One concern lies in the supply side bottleneck. There are only ~100,000 registered dietitians in the entire US. Compare that to 500,000 mental health providers. This supply constraint could ultimately cap their ceiling unless they can help expand the pie and encourage more people to become RDs.

In addition, they also face rising competition. Nourish raised $70M Series B in April 2025. Berry Street raised a $50M Series B recently. This is particularly concerning given the supply constraint.

The third area that makes me nervous is long-term customer retention. Nutrition counseling often follows episodic patterns: people get motivated, see a dietitian for a few months, then drop off once they hit their goals or lose momentum. Unlike mental health therapy which can be ongoing for years, nutrition counseling tends to be more project-based. 

Plus, with ChatGPT and other AI tools getting better at nutrition advice, patients might eventually question whether they need human dietitians for basic meal planning and guidance. However, it is important to point out Fay’s patient mobile app does boast an impressive 30% DAU/MAU ratio, which is significantly higher than 9% industry average, but sustaining that over 12-24 months will be the real test.

5 Key Takeaways 

1/ Do the boring, hard stuff. Insurance integration work that competitors avoid becomes your moat. Most want to build the sexy parts but winners do the grunt work.

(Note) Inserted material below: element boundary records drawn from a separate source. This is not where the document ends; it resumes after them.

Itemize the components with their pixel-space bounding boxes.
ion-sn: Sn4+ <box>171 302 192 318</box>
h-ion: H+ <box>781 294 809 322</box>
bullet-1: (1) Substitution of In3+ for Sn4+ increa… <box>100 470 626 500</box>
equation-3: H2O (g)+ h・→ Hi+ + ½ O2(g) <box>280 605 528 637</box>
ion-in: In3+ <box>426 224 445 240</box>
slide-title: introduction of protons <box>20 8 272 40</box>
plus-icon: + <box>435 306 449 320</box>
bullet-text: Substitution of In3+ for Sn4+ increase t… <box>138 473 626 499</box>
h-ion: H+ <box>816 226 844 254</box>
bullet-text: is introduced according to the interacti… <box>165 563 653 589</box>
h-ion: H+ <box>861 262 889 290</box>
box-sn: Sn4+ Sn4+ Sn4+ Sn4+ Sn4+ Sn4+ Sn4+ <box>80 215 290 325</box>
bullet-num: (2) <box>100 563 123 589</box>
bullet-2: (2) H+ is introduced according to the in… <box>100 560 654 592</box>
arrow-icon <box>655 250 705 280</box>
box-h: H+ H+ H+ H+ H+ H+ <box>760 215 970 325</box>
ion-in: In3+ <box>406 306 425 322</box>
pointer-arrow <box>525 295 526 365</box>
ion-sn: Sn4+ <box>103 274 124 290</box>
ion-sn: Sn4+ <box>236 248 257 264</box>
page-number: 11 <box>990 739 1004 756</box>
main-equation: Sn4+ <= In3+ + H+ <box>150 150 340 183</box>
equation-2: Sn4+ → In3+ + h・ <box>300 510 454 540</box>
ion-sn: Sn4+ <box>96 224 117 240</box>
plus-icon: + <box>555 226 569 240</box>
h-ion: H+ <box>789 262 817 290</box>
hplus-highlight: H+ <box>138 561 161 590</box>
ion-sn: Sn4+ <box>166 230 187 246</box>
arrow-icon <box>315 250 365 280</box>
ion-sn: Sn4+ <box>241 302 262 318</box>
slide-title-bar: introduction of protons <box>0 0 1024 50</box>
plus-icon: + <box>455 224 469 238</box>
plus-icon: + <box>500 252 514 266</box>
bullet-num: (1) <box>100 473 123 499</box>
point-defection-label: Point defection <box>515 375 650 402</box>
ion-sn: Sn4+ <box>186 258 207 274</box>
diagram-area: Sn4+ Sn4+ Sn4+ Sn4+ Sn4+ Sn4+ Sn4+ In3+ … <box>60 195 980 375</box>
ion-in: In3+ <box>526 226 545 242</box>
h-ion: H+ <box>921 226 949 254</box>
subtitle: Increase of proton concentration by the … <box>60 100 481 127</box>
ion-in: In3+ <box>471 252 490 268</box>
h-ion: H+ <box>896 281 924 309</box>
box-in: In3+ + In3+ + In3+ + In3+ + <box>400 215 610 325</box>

2/ Free for users, paid by the system. Fay makes money from insurance/employers, not users. Sometimes the best business model is invisible to your customers.

3/ Ride multiple tailwinds at once. GLP-1 cost crisis, preventative care trends, insurance gaps—Sam positioned Fay at the intersection of several macro forces.

4/ Build for people you love first. Sam started by solving his mom and sister's problems. When you're building for family, you can't fake product-market fit.

5/ Rebuild during tech breakthroughs. Fay’s rebuild during the AI boom created 10x efficiency gains. Use major tech shifts as rebuilding opportunities.